Introducing the Doris Duke Performing Artist Initiative at APAP NYC

January, APAP|NYC offers an opportunity for over 4,000 arts professionals, performing arts professionals, artists, managers and service/support organizations to gather to plan their seasons and build their tours. Organized by the Association of Performing Arts Presenters, this conference also features hundreds of artist showcases. You can sample an incredible range of work, from puppetry to a Chinese jaw harpist—in just one weekend.
This year, I came to APAP|NYC not as a producer with a roster of artists to promote—but as an arts supporter, leading a special interest session for conference attendees on the new Doris Duke Performing Arts Initiative, and more specifically, the Doris Duke Performing Artist Awards, which is administered in partnership with Creative Capital. In case you haven’t heard about this unprecedented Initiative from the Doris Duke Charitable Foundation (DDCF): Over the course of 10 years, the Initiative will provide significant awards to 200 artists in contemporary dance, theater, jazz and related interdisciplinary work. The Initiative, which will be administered in partnership with Creative Capital, will also support 50 artist residencies at a range of dance companies, theaters and presenters across the country.
The challenge with any information session is highlighting which information is the most important to retain. A key point of my session involved the Duke Leading Artist Award, for which one cannot apply. To be considered by the peer review panel for the Award, artists must have received national support for at least three different projects over a 10-year period, with at least one project having received support from DDCF-funded creation or commissioning programs. Creative Capital’s grant is just one of the programs that count toward an artist’s potential eligibility and the next grant deadline on March 1 is for artists with projects in Emerging Fields, Literature or Performing Arts. So you can imagine that I urged session participants to “Apply! Apply! Apply!”
I closed the session with a Q & A period.  And honestly, the last question caught me off guard—the person wanted to know about my personal investment in this Initiative.
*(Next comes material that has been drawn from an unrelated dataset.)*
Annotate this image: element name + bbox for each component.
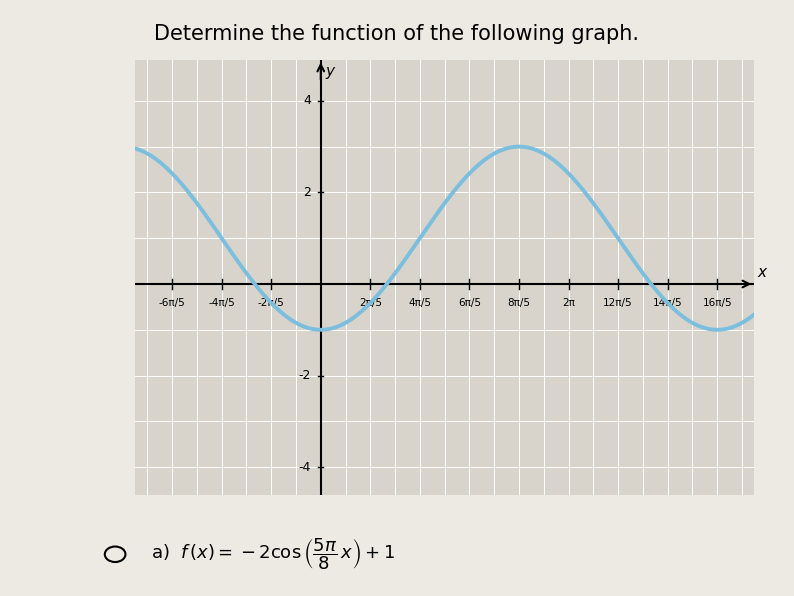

The truth: I’ve seen too many performing artists quit the field just as their careers were building momentum. These artists leave because they want to have families or they are just tired of struggling for economic dignity.  I grimace when I think how common it is in America, when you say you are a performing artist, that the inevitable follow up question is, “And what else do you do?” As in, “What else do you do to make money?”
I am personally inspired by the goal of the Doris Duke Performing Artist Initiative, which aims to empower, invest in and celebrate the individual performing artist. My hope is that, by the program’s end in 2021, the profession of performing artist will have more legitimacy than it does today. I can vouch that the Initiative is a powerfully motivating reason for me to get out of bed every morning.